The Tigers have to build the team for the stadium. The team plays in one of baseball’s largest parks, so they need to do five things to compete and finally win a Championship.

  1. Build an outfield that has speed and can chase the ball down. The new era of Tigers baseball has to focus on defense. A defensive team in Comerica Park makes more sense than a power team. While you’re at it, build a defensive infield, as well. Defense will win a Championship.
  2. Don’t focus only on a pitching staff with the so-called “power arms.” Build a pitching staff that will keep opponents off balanced in a three-game series. Focus on quality pitchers who can win games. The Dombrowski power arm era didn’t lead to a title.

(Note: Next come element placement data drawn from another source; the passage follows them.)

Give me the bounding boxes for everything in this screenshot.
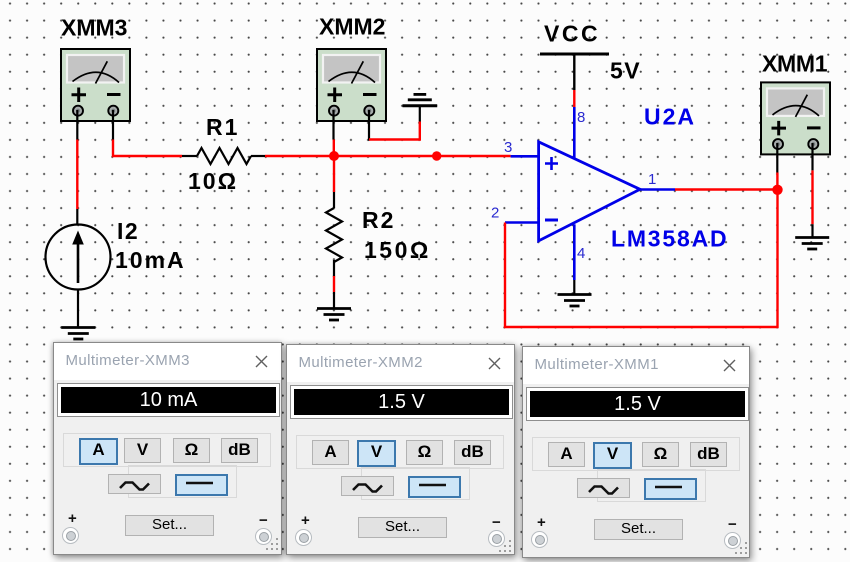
wire R2 to ground red <box>333 276 335 292</box>
wire XMM3 plus to I2 (black lower) <box>76 209 78 225</box>
svg-text:VCC: VCC <box>544 21 600 47</box>
wire XMM1 minus red <box>811 170 813 224</box>
label XMM2 <box>319 14 385 40</box>
label VCC <box>544 21 600 47</box>
svg-text:2: 2 <box>491 205 499 222</box>
svg-text:5V: 5V <box>610 58 641 84</box>
wire output stub blue <box>640 188 675 191</box>
value 5V <box>610 58 641 84</box>
svg-text:10Ω: 10Ω <box>188 168 238 194</box>
XMM3 set button <box>125 515 214 536</box>
svg-text:U2A: U2A <box>644 104 696 130</box>
label XMM3 <box>61 15 127 41</box>
XMM1 DC button <box>644 478 697 500</box>
wire XMM3 minus vertical black <box>112 110 114 140</box>
wire pin4 blue <box>573 224 576 280</box>
wire XMM2 plus black <box>332 110 334 140</box>
svg-text:150Ω: 150Ω <box>364 237 431 263</box>
junction node mid <box>432 151 441 160</box>
ground op-amp pin4 <box>558 295 592 307</box>
svg-text:R1: R1 <box>206 114 239 140</box>
XMM1 panel terminals <box>531 531 548 548</box>
wire pin8 blue <box>573 107 576 159</box>
junction node output <box>772 185 782 195</box>
pin number 3 <box>504 139 512 156</box>
pin number 4 <box>577 245 585 262</box>
wire pin3 stub blue <box>511 155 539 158</box>
label XMM1 <box>762 51 828 77</box>
svg-text:I2: I2 <box>117 218 139 244</box>
multimeter XMM2 <box>317 49 386 121</box>
pin number 8 <box>577 109 585 126</box>
VCC power symbol <box>540 54 609 90</box>
resistor R2 <box>326 192 342 276</box>
pin number 1 <box>648 171 656 188</box>
label R2 <box>362 207 395 233</box>
wire junction to R2 red <box>333 156 335 192</box>
ground I2 <box>61 328 95 340</box>
wire XMM1 plus black <box>776 143 778 173</box>
label I2 <box>117 218 139 244</box>
wire XMM1 minus ground stub black <box>811 224 813 237</box>
XMM2 set button <box>358 517 447 538</box>
value 150 Ohm <box>364 237 431 263</box>
XMM1 reading display <box>526 387 749 421</box>
wire junction to op-amp pin3 red <box>334 155 511 157</box>
XMM3 reading display <box>57 383 280 417</box>
wire R2 ground stub black <box>333 292 335 308</box>
wire XMM2 plus red to junction <box>333 140 335 157</box>
value 10mA <box>115 247 186 273</box>
XMM3 DC button <box>175 474 228 496</box>
ground R2 <box>317 309 351 321</box>
resistor R1 <box>182 148 265 164</box>
multimeter dialog XMM3 <box>53 342 282 555</box>
XMM1 AC button <box>577 478 630 498</box>
svg-text:XMM1: XMM1 <box>762 51 828 77</box>
wire XMM2 minus black <box>368 110 370 141</box>
wire XMM2 minus elbow red <box>369 122 420 140</box>
multimeter dialog XMM1 <box>522 346 750 558</box>
XMM3 mode buttons <box>79 438 118 465</box>
svg-text:8: 8 <box>577 109 585 126</box>
XMM2 AC button <box>341 476 394 496</box>
wire feedback loop red <box>505 190 778 328</box>
label LM358AD <box>611 226 728 252</box>
XMM1 set button <box>594 519 683 540</box>
multimeter XMM1 <box>761 82 830 154</box>
svg-text:1: 1 <box>648 171 656 188</box>
wire XMM3 plus to I2 (red middle) <box>76 140 78 210</box>
XMM2 mode buttons <box>312 440 349 465</box>
op-amp U2A <box>539 142 640 241</box>
wire output to junction red <box>675 188 778 190</box>
wire XMM3 plus to I2 (black upper) <box>76 110 78 140</box>
wire to inverted ground black <box>419 106 421 122</box>
svg-text:4: 4 <box>577 245 585 262</box>
svg-text:XMM3: XMM3 <box>61 15 127 41</box>
svg-text:XMM2: XMM2 <box>319 14 385 40</box>
multimeter dialog XMM2 <box>286 344 515 555</box>
wire VCC red segment <box>573 90 575 107</box>
value 10 Ohm <box>188 168 238 194</box>
label R1 <box>206 114 239 140</box>
multimeter XMM3 <box>61 49 130 121</box>
wire XMM1 minus black upper <box>811 143 813 170</box>
wire R1 to junction red <box>265 155 334 157</box>
XMM3 panel terminals <box>62 527 79 544</box>
svg-text:3: 3 <box>504 139 512 156</box>
svg-text:R2: R2 <box>362 207 395 233</box>
XMM2 panel terminals <box>295 529 312 546</box>
pin number 2 <box>491 205 499 222</box>
XMM2 DC button <box>408 476 461 498</box>
XMM3 AC button <box>108 474 161 494</box>
wire pin2 stub blue <box>505 221 539 224</box>
junction node main <box>329 151 339 161</box>
XMM2 reading display <box>290 385 513 419</box>
ground inverted (XMM2) <box>403 94 438 105</box>
label U2A <box>644 104 696 130</box>
wire XMM1 plus red <box>776 173 778 190</box>
wire I2 to ground black <box>77 290 79 328</box>
ground XMM1 <box>795 238 829 250</box>
svg-text:10mA: 10mA <box>115 247 186 273</box>
wire XMM3 minus elbow red to R1 <box>113 140 182 157</box>
wire pin4 ground stub black <box>573 280 575 294</box>
current source I2 <box>46 225 111 290</box>
svg-text:LM358AD: LM358AD <box>611 226 728 252</box>
XMM1 mode buttons <box>548 442 585 467</box>
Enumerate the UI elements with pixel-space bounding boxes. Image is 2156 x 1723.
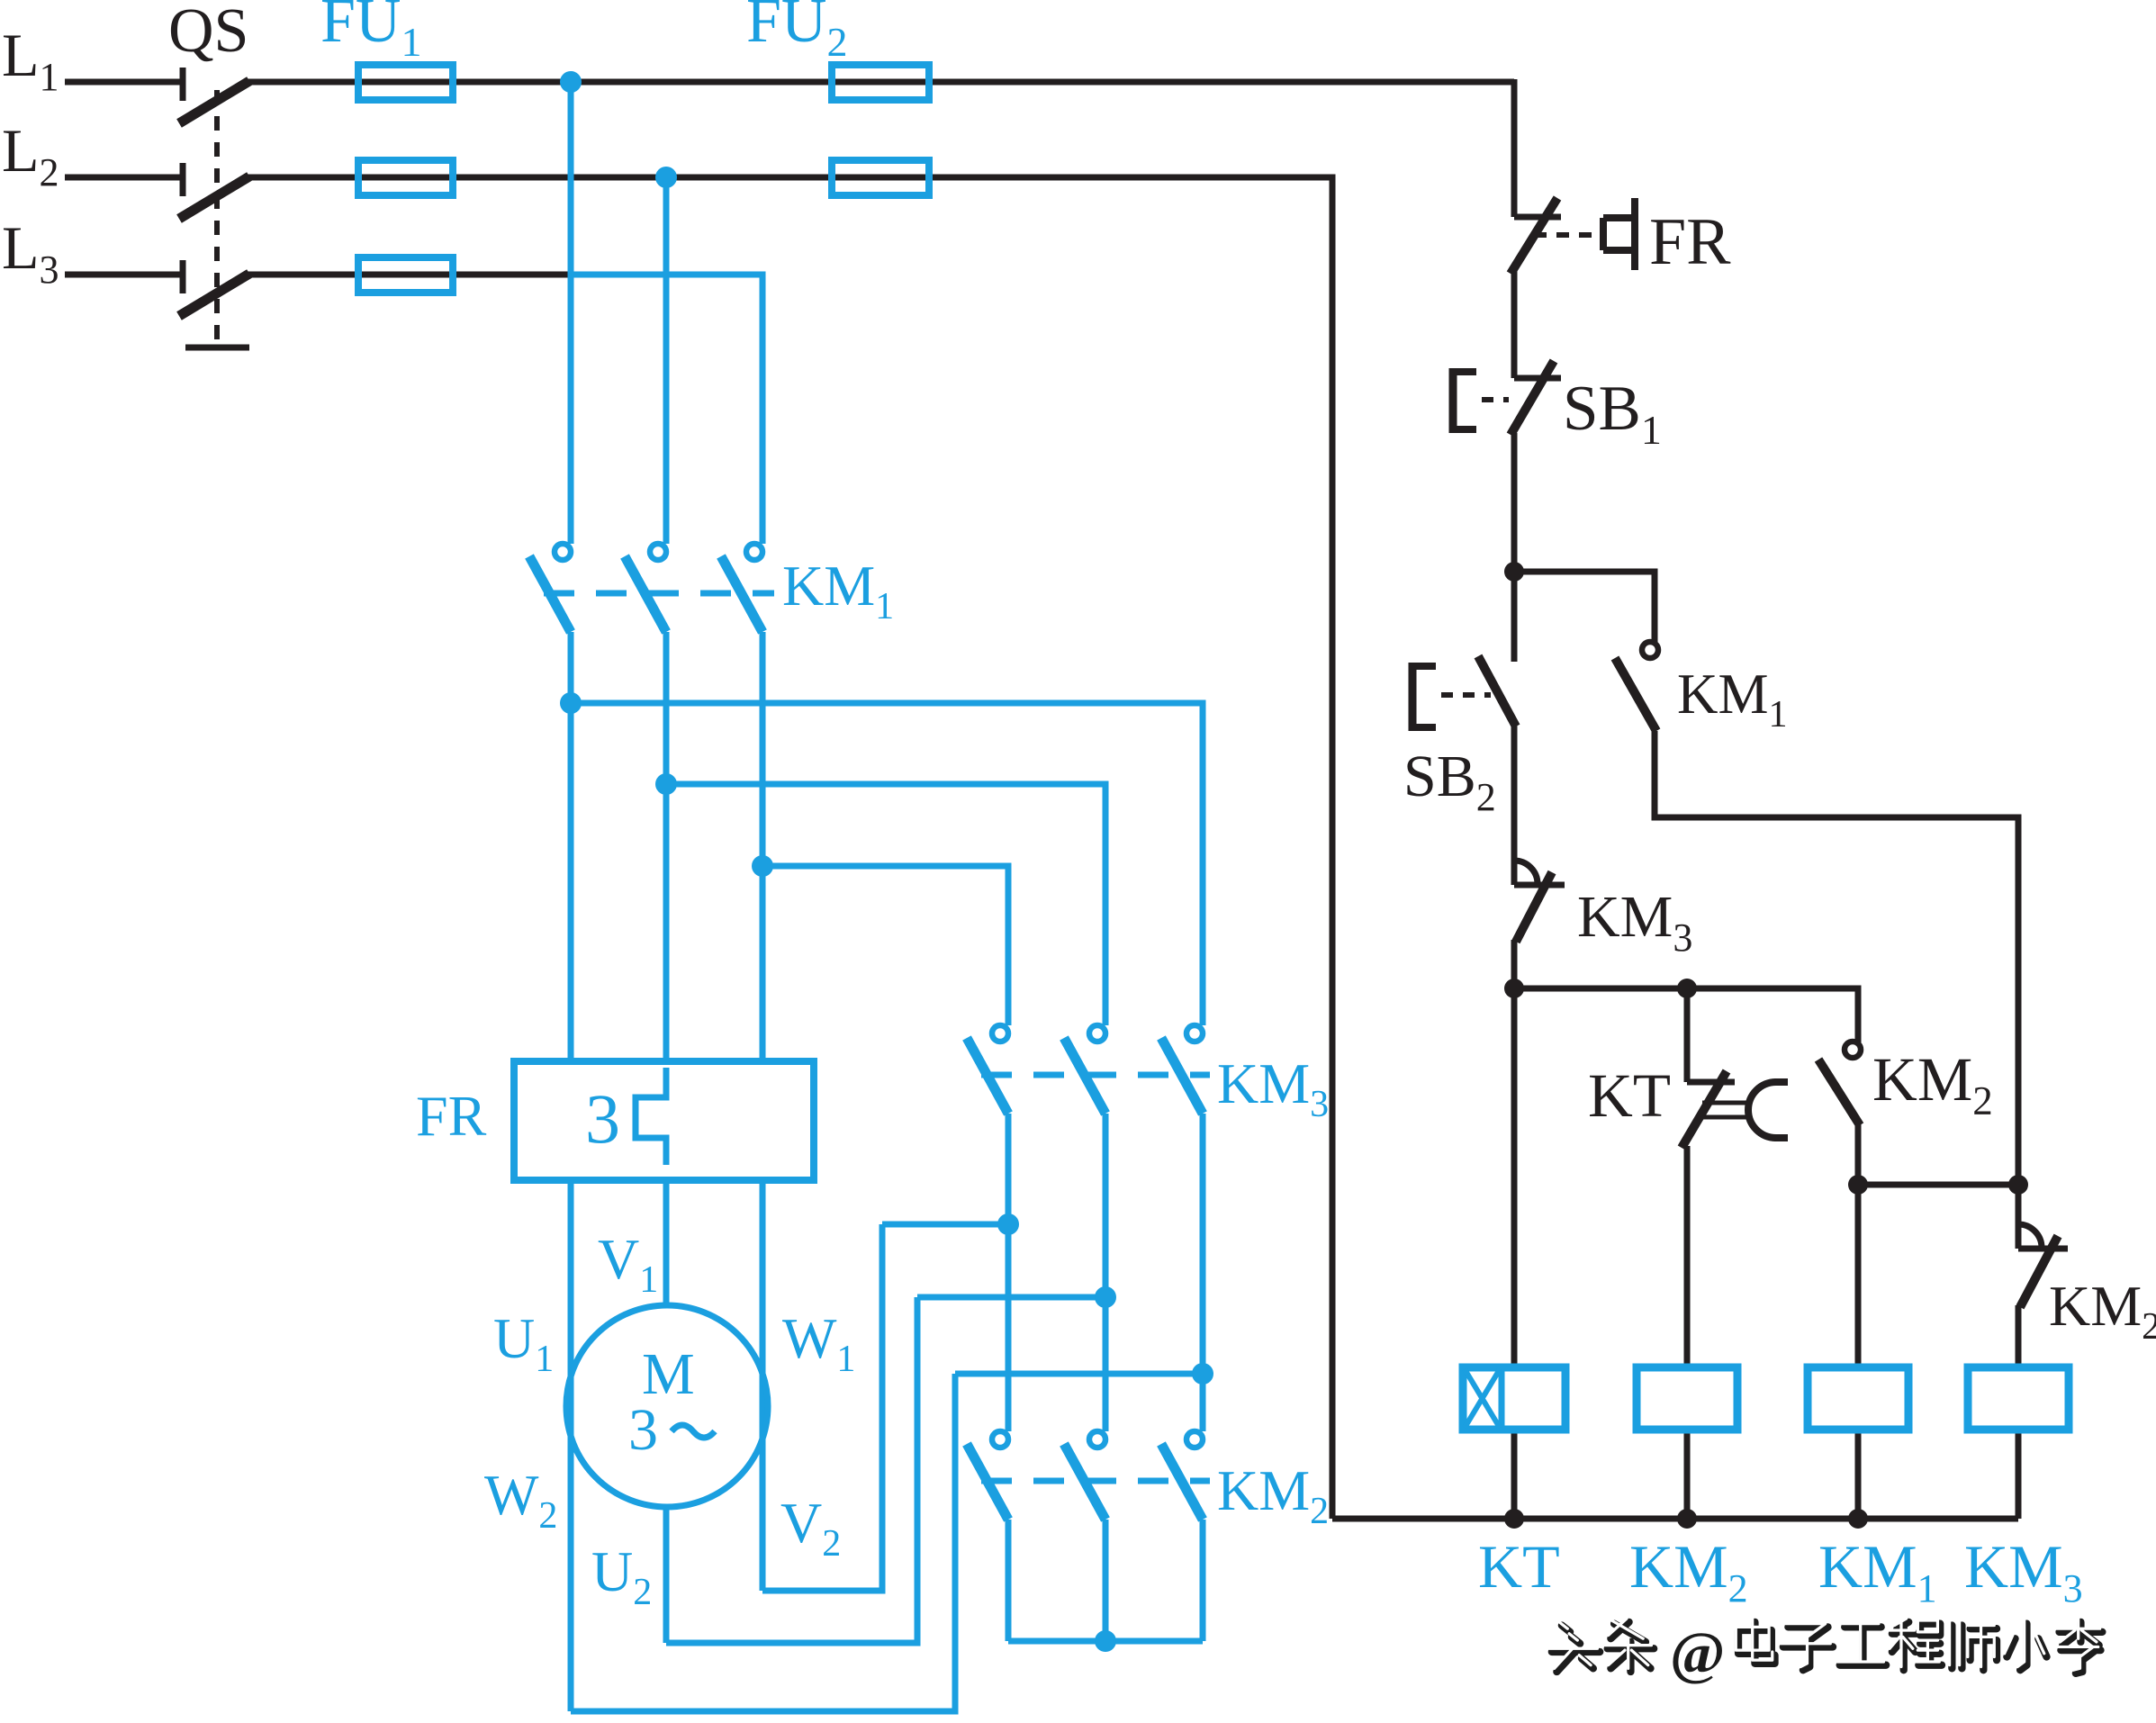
contact KM1 aux NO [1615, 642, 1658, 731]
contactor KM2 main pole 1 [967, 1431, 1008, 1520]
coil KM3 label [1964, 1532, 2083, 1610]
contact KM2 aux NO [1818, 1042, 1861, 1125]
wire L3 blue jog [571, 275, 762, 544]
relay contact FR NC [1511, 198, 1561, 274]
coil KM3 box [1968, 1367, 2069, 1430]
contact KM1 aux label [1677, 663, 1788, 735]
wire L1 corner drop [1511, 79, 1518, 217]
pushbutton SB1 NC [1511, 361, 1561, 435]
wire crossover 3 [762, 866, 1008, 1025]
wire KT coil bottom [1511, 1430, 1518, 1519]
wire FR to SB1 [1511, 270, 1518, 378]
thermal relay FR label [416, 1084, 487, 1148]
wire pole1 bottom [1006, 1520, 1012, 1641]
contactor KM3 main pole 3 [1161, 1025, 1203, 1114]
wire KM1 aux to node D [1655, 731, 2018, 1249]
terminal label V1 [598, 1227, 658, 1301]
junction dot A1 [560, 692, 582, 714]
node L3 label [2, 213, 59, 292]
fuse FU1 pole 2 [358, 160, 453, 195]
pushbutton SB1 actuator [1450, 368, 1476, 433]
contact KT delayed NC [1682, 1071, 1788, 1148]
wire U1 to motor [568, 1180, 574, 1711]
contact KM3 aux NC [1514, 861, 1565, 942]
wire crossover 2 [666, 784, 1105, 1025]
wire branch to KM1 aux [1514, 572, 1655, 642]
watermark toutiao [1549, 1619, 2102, 1686]
switch QS pole 2 [179, 163, 249, 219]
svg-text:3: 3 [628, 1397, 658, 1463]
junction dot B3 [1192, 1363, 1213, 1385]
wire KM2 coil bottom [1684, 1430, 1691, 1519]
contactor KM2 main pole 2 [1064, 1431, 1105, 1520]
junction dot bus1 [1504, 1509, 1524, 1529]
wire pole1 mid [1006, 1114, 1012, 1431]
fuse FU2 label [746, 0, 847, 65]
contactor KM2 linkage dashed [981, 1478, 1210, 1484]
junction dot bus3 [1848, 1509, 1868, 1529]
wire SB1 to node C [1511, 433, 1518, 662]
wire L2 left segment [65, 175, 181, 181]
wire KT contact to KM2 coil [1684, 1146, 1691, 1367]
motor M letter [642, 1341, 695, 1407]
thermal relay FR value 3 [585, 1079, 620, 1158]
motor tilde [672, 1425, 715, 1438]
terminal label V2 [780, 1491, 841, 1565]
wire W2 u-turn [571, 1374, 955, 1711]
contact KM2 aux NO label [1872, 1045, 1993, 1123]
contactor KM1 main pole 2 [625, 544, 666, 632]
wire V2 u-turn [762, 1224, 882, 1591]
switch QS pole 1 [179, 68, 249, 123]
wire KM1 coil bottom [1855, 1430, 1862, 1519]
wire bottom bus [1332, 1516, 2018, 1522]
contactor KM3 main pole 2 [1064, 1025, 1105, 1114]
wire pole3 bottom [1200, 1520, 1206, 1641]
wire pole1 lower [568, 632, 574, 1063]
wire bridge W2 to pole3 [955, 1371, 1203, 1377]
junction dot L2 [655, 167, 677, 188]
wire SB2 to KM3 aux [1511, 725, 1518, 885]
wire L3 left segment [65, 272, 181, 278]
svg-text:FR: FR [1649, 205, 1731, 279]
wire KM2 aux to node G [1855, 1123, 1862, 1367]
fuse FU2 pole 2 [832, 160, 929, 195]
coil KM1 label [1818, 1532, 1937, 1610]
thermal relay FR heater box [514, 1061, 814, 1180]
wire G to H [1858, 1182, 2018, 1188]
wire W1 to motor [760, 1180, 766, 1591]
switch QS pole 3 [179, 260, 249, 316]
svg-text:KM2: KM2 [2049, 1274, 2156, 1348]
wire bridge V2 to pole1 [882, 1222, 1008, 1228]
wire bridge U2 to pole2 [917, 1295, 1105, 1301]
wire KM3 aux to node E [1511, 940, 1518, 988]
terminal label U1 [493, 1306, 554, 1380]
relay FR trip hook [1603, 198, 1635, 270]
junction dot G [1848, 1175, 1868, 1195]
junction dot C [1504, 562, 1524, 582]
wire V1 to motor [663, 1180, 670, 1307]
relay contact FR label [1649, 205, 1731, 279]
contactor KM1 main pole 1 [529, 544, 571, 632]
wire pole3 lower [760, 632, 766, 1063]
junction dot B1 [997, 1213, 1019, 1235]
junction dot B2 [1095, 1286, 1116, 1308]
fuse FU1 pole 3 [358, 257, 453, 293]
svg-text:KT: KT [1478, 1532, 1560, 1601]
node L2 label [2, 116, 59, 194]
pushbutton SB1 dashed [1482, 397, 1509, 402]
coil KM2 box [1637, 1367, 1737, 1430]
junction dot L1 [560, 71, 582, 93]
motor 3-phase mark [628, 1397, 658, 1463]
wire pole2 lower [663, 632, 670, 1063]
contactor KM1 main label [782, 554, 894, 627]
junction dot A3 [752, 855, 773, 877]
contact KM3 aux label [1577, 884, 1692, 960]
coil KT box [1463, 1367, 1565, 1430]
wire pole2 mid [1103, 1114, 1109, 1431]
junction dot star [1095, 1630, 1116, 1652]
contactor KM3 main pole 1 [967, 1025, 1008, 1114]
wire L2 to right corner [247, 175, 1332, 181]
coil KM1 box [1808, 1367, 1908, 1430]
contact KM2 aux NC [2018, 1224, 2068, 1307]
wire L2 control drop [1330, 177, 1332, 1519]
wire F to KT contact [1684, 988, 1691, 1082]
wire L1 left segment [65, 79, 181, 86]
fuse FU1 pole 1 [358, 65, 453, 100]
pushbutton SB2 dashed [1441, 692, 1491, 698]
fuse FU2 pole 1 [832, 65, 929, 100]
contactor KM3 main label [1217, 1051, 1329, 1125]
coil KM2 label [1629, 1532, 1748, 1610]
wire pole2 bottom [1103, 1520, 1109, 1641]
coil KT label [1478, 1532, 1560, 1601]
contactor KM2 main pole 3 [1161, 1431, 1203, 1520]
junction dot H [2008, 1175, 2028, 1195]
svg-text:@: @ [1670, 1620, 1725, 1686]
terminal label W1 [782, 1306, 855, 1380]
wire pole3 mid [1200, 1114, 1206, 1431]
pushbutton SB1 label [1563, 374, 1662, 453]
switch QS linkage dashed [214, 90, 220, 346]
wire phase V drop [663, 177, 670, 544]
pushbutton SB2 NO [1478, 656, 1516, 726]
junction dot bus2 [1677, 1509, 1697, 1529]
motor M circle [566, 1305, 768, 1507]
wire L1 to right corner [247, 79, 1514, 86]
svg-text:QS: QS [168, 0, 248, 66]
wire L3 black segment [247, 272, 573, 278]
contactor KM3 linkage dashed [981, 1072, 1210, 1078]
terminal label U2 [591, 1539, 652, 1613]
wire phase U drop [568, 82, 574, 544]
pushbutton SB2 label [1403, 744, 1496, 819]
svg-text:FR: FR [416, 1084, 487, 1148]
junction dot F [1677, 979, 1697, 998]
junction dot E [1504, 979, 1524, 998]
junction dot A2 [655, 773, 677, 795]
contactor KM1 main pole 3 [721, 544, 762, 632]
wire crossover 1 [571, 703, 1203, 1025]
wire node E rail [1514, 988, 1858, 1042]
fuse FU1 label [320, 0, 421, 65]
relay FR trip dashed [1534, 232, 1601, 238]
wire KM2 NC to KM3 coil [2016, 1305, 2022, 1367]
node L1 label [2, 21, 59, 99]
contact KT label [1588, 1061, 1671, 1130]
contactor KM1 linkage dashed [544, 591, 774, 597]
wire KM2 star bus [1008, 1638, 1203, 1645]
wire KM3 coil bottom [2016, 1430, 2022, 1519]
svg-text:3: 3 [585, 1079, 620, 1158]
svg-text:KT: KT [1588, 1061, 1671, 1130]
wire E to KT coil [1511, 988, 1518, 1367]
contact KM2 aux NC label [2049, 1274, 2156, 1348]
terminal label W2 [484, 1463, 557, 1537]
thermal relay FR heater element [636, 1068, 666, 1165]
pushbutton SB2 actuator [1410, 663, 1436, 731]
switch QS label [168, 0, 248, 66]
wire U2 u-turn [666, 1297, 917, 1643]
switch QS handle bar [185, 345, 249, 351]
contactor KM2 main label [1217, 1458, 1329, 1532]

  3. Build a bullpen organically. Find and develop people within the organization who can be relievers and make it work. They did it with Drew Smyly and can do it with others.
  4. Harken back to the ‘80s and swipe bases. Make this team different from all others and exploit the stadium. Build a team that can run, run, run and keep opposing defenses completely off balance. Make the other teams make mistakes.
  5. Hire a manager who can develop a team and is willing to hire teachers as coaches who can build a team for the long run.

Let’s hope the Tigers can turn it around. Right now, they have the worst record in baseball.